Kılıçdaroğlu, 22-23 Mayıs tarihinde yapılan 33. Olağan Kurultay'ın ardından gerçekleştirilen ilk grup toplantısında yaptığı konuşmada, kurultayın büyük bir heyecan ve coşku içinde geçtiğini, bu duyguları tüm Türkiye'ye yaymaları gerektiğini söyledi.
CHP'nin güzel bir demokrasi geleneğine sahip dünyanın en köklü ve eski partilerinden biri olduğunu belirten Kılıçdaroğlu, siyasette insanı odak aldığını, etnik, kimliğe ve inançlara saygıyla yaklaştığını belirtti.

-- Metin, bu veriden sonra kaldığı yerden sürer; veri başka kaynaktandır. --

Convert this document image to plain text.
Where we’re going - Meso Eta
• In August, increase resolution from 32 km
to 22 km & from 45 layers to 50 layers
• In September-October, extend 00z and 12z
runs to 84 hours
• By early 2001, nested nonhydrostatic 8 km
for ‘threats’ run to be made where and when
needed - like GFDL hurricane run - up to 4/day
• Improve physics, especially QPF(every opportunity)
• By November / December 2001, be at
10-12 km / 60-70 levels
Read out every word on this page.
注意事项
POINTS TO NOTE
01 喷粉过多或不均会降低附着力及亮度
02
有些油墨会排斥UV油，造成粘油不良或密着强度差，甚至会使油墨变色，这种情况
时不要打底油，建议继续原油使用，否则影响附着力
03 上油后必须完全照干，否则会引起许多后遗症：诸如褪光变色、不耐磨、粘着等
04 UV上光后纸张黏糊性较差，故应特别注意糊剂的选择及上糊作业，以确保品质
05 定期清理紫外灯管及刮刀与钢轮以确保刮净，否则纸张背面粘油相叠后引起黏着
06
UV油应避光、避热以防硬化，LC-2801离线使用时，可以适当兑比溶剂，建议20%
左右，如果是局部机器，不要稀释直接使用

Kılıçdaroğlu, ''Onun için kurultayımızda bir demokrasi şöleni gerçekleştirdik ve sağlıklı bir doğum yaptık. Umuyorum bundan sonra hedefimiz Başbakanlık ve CHP'nin iktidarı. Kurultayımızdan sonra AKP'den belli kurmayların ezberlerinin bozulduğunu biliyoruz. Onların daha ezberlerini çok bozacağız. Şimdi benim bürokraside çalıştığım döneme ait dosyalarımı istiyorlarmış, 'acaba bir şey bulabilir miyiz' diye. Dosyayı değil, çocukluğumdan bu yana ne istiyorsanız hepsini getirim. Boğazımızdan haram lokma geçmedi, yetim hakkı yemedik, hırsızlarla mücadele ettik bundan sonra da mücadele etmeye devam edeceğiz'' diye konuştu.
Kurultay'ın ardından maden ocağı göçüğünün yaşandığı Zonguldak'a gerçekleştirdiği ziyaret hakkında bilgi veren Kılıçdaroğlu, Türkiye'deki iş kazalarının yüzde 98'inin önlenebilir olduğunu, bu kazaların kaderle ilgisinin bulunmadığını söyledi.
Madenlerdeki taşeronlaşmaya da değinen Kılıçdaroğlu, ''Maalesef 30 işçimizin hayatını kaybetmesinin temelinde taşeronlaşma var'' dedi.
Kılıçdaroğlu, ''Devlet eğer eleman istihdam edecekse iş yasası var, iş yasasının gereklerine göre elemanını alır ve istihdam eder. Taşeron aracılığıyla eleman istihdam etme devletin köleleştirme düzeninin bir sonucudur. Ve bu AKP iktidarının bir politikasıdır bu politikayı da şiddetle reddediyoruz'' diye konuştu.